There I was, ordained, with a ministerial position, and with a preaching style I felt was finally starting to gel together and define itself. I was quite comfortable with myself and my preaching style; personal, persuasive, practical. It was one of those, perhaps rare, moments when ministry and your place in it makes sense...Then God gave me my latest sermon topic. I watched in baffled amazement as a sermon began to form on the page before me that was nothing like "me" - all fire and brimstone, talking of consequences and wrong-mindedness. Horrifying. I had gotten quite comfortable being the "love preacher," who brought up challenging but liberating truths gently and personally.

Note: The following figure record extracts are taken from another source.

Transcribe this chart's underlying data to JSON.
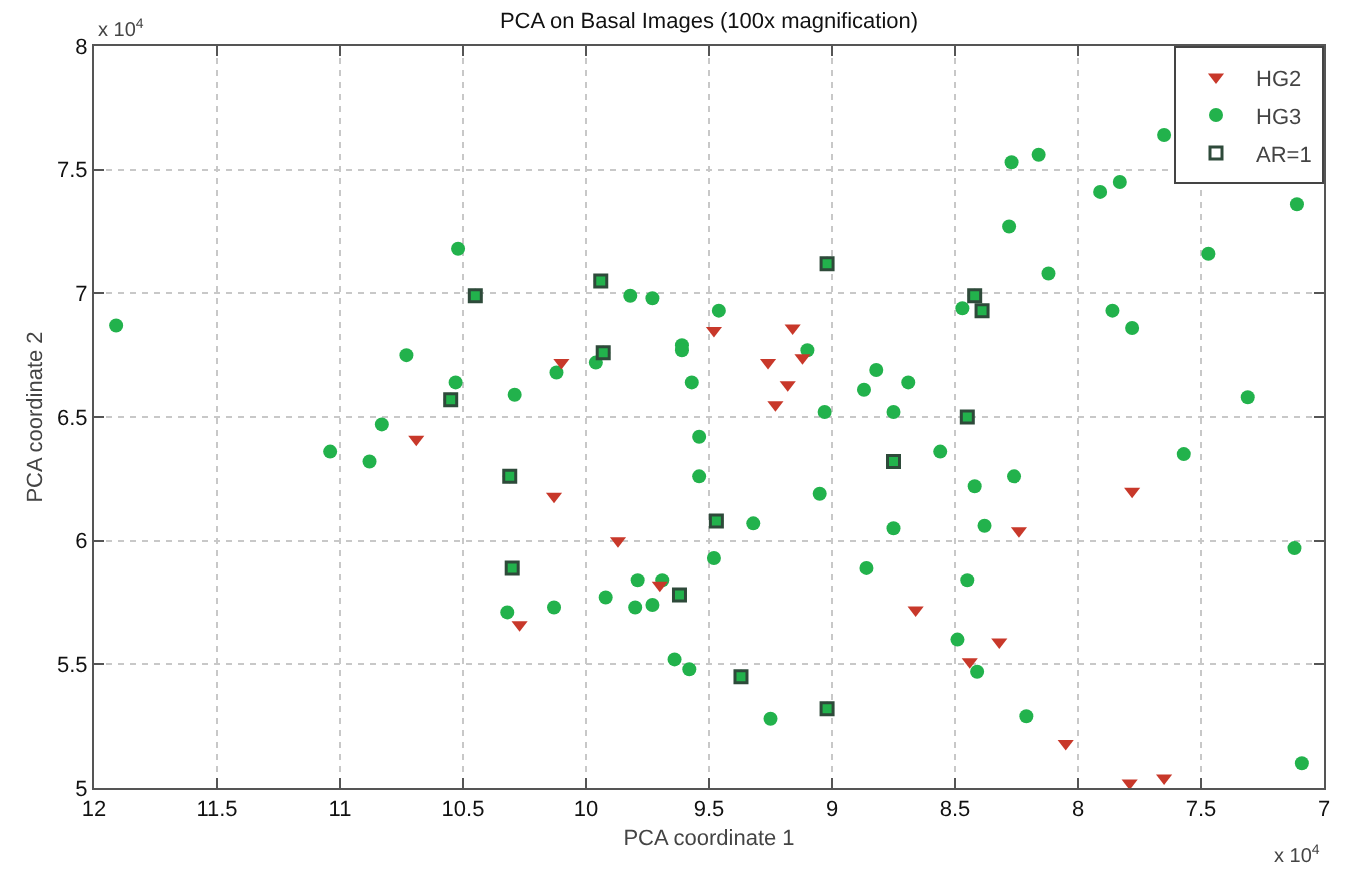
{
  "chart_data": {
    "type": "scatter",
    "title": "PCA on Basal Images (100x magnification)",
    "xlabel": "PCA coordinate 1",
    "ylabel": "PCA coordinate 2",
    "xlim": [
      12,
      7
    ],
    "xticks": [
      12,
      11.5,
      11,
      10.5,
      10,
      9.5,
      9,
      8.5,
      8,
      7.5,
      7
    ],
    "ylim": [
      5,
      8
    ],
    "yticks": [
      5,
      5.5,
      6,
      6.5,
      7,
      7.5,
      8
    ],
    "grid": true,
    "legend": "top right",
    "annotations": [
      "x 10$^{4}$",
      "x 10$^{4}$"
    ],
    "series": [
      {
        "name": "HG2",
        "color": "#c8382a",
        "marker": "triangle",
        "x": [
          10.1,
          9.48,
          9.16,
          9.26,
          9.12,
          9.18,
          9.23,
          10.69,
          10.13,
          9.87,
          10.27,
          9.7,
          8.24,
          8.66,
          8.32,
          8.44,
          8.05,
          7.79,
          7.65,
          7.78
        ],
        "values": [
          6.72,
          6.85,
          6.86,
          6.72,
          6.74,
          6.63,
          6.55,
          6.41,
          6.18,
          6.0,
          5.66,
          5.82,
          6.04,
          5.72,
          5.59,
          5.51,
          5.18,
          5.02,
          5.04,
          6.2
        ]
      },
      {
        "name": "HG3",
        "color": "#22b24c",
        "marker": "circle",
        "x": [
          11.91,
          10.52,
          10.45,
          10.73,
          10.53,
          10.55,
          10.29,
          10.12,
          9.96,
          9.94,
          9.93,
          9.82,
          9.73,
          9.61,
          9.61,
          9.57,
          9.46,
          9.1,
          9.02,
          9.03,
          8.82,
          8.87,
          8.69,
          8.75,
          8.45,
          8.47,
          8.42,
          8.39,
          8.27,
          8.16,
          8.28,
          8.12,
          7.91,
          7.83,
          7.65,
          7.86,
          7.78,
          7.47,
          7.11,
          7.31,
          11.04,
          10.88,
          10.83,
          10.31,
          10.3,
          10.32,
          10.13,
          9.92,
          9.79,
          9.8,
          9.73,
          9.69,
          9.62,
          9.64,
          9.58,
          9.54,
          9.54,
          9.47,
          9.48,
          9.32,
          9.37,
          9.25,
          9.02,
          8.75,
          9.05,
          8.75,
          8.56,
          8.42,
          8.26,
          8.38,
          8.86,
          8.45,
          8.49,
          8.41,
          8.21,
          7.57,
          7.12,
          7.09
        ],
        "values": [
          6.87,
          7.18,
          6.99,
          6.75,
          6.64,
          6.57,
          6.59,
          6.68,
          6.72,
          7.05,
          6.76,
          6.99,
          6.98,
          6.79,
          6.77,
          6.64,
          6.93,
          6.77,
          7.12,
          6.52,
          6.69,
          6.61,
          6.64,
          6.52,
          6.5,
          6.94,
          6.99,
          6.93,
          7.53,
          7.56,
          7.27,
          7.08,
          7.41,
          7.45,
          7.64,
          6.93,
          6.86,
          7.16,
          7.36,
          6.58,
          6.36,
          6.32,
          6.47,
          6.26,
          5.89,
          5.71,
          5.73,
          5.77,
          5.84,
          5.73,
          5.74,
          5.84,
          5.78,
          5.52,
          5.48,
          6.42,
          6.26,
          6.08,
          5.93,
          6.07,
          5.45,
          5.28,
          5.32,
          6.32,
          6.19,
          6.05,
          6.36,
          6.22,
          6.26,
          6.06,
          5.89,
          5.84,
          5.6,
          5.47,
          5.29,
          6.35,
          5.97,
          5.1
        ]
      },
      {
        "name": "AR=1",
        "color": "#2e4a3a",
        "marker": "square",
        "x": [
          10.45,
          10.55,
          9.94,
          9.93,
          9.02,
          8.45,
          8.42,
          8.39,
          10.31,
          10.3,
          9.62,
          9.47,
          9.37,
          9.02,
          8.75
        ],
        "values": [
          6.99,
          6.57,
          7.05,
          6.76,
          7.12,
          6.5,
          6.99,
          6.93,
          6.26,
          5.89,
          5.78,
          6.08,
          5.45,
          5.32,
          6.32
        ]
      }
    ]
  }
}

I have learned that when I get comfortable, God loves to stretch me and grow me to the next level. I had gotten comfortable with a style of ministry that involved very little confrontation. (How very un-prophetic of me.) So, of course, God appears to tear down the reassuring fences and limitations I had built around me.
This Sunday I'm preaching a sermon on Amos 5:20-24 entitled, "Check Yourself Before You Wreck Yourself," and I'm more than a little bit terrified. I often get that way when I sense God is going to do something beyond what I can anticipate. There is always something exhilarating and unpredictable about serving a Living God, as opposed to a figment of my imagination.
I am reminded of a pastor's comment to me, "We want good for ourselves, but God wants best for us." - Thank you Reverend Kouadio!
So I will leap forward, heart racing, into the path God has placed before me, dying (daily, as Paul said) to see how God continues to transform and enliven me.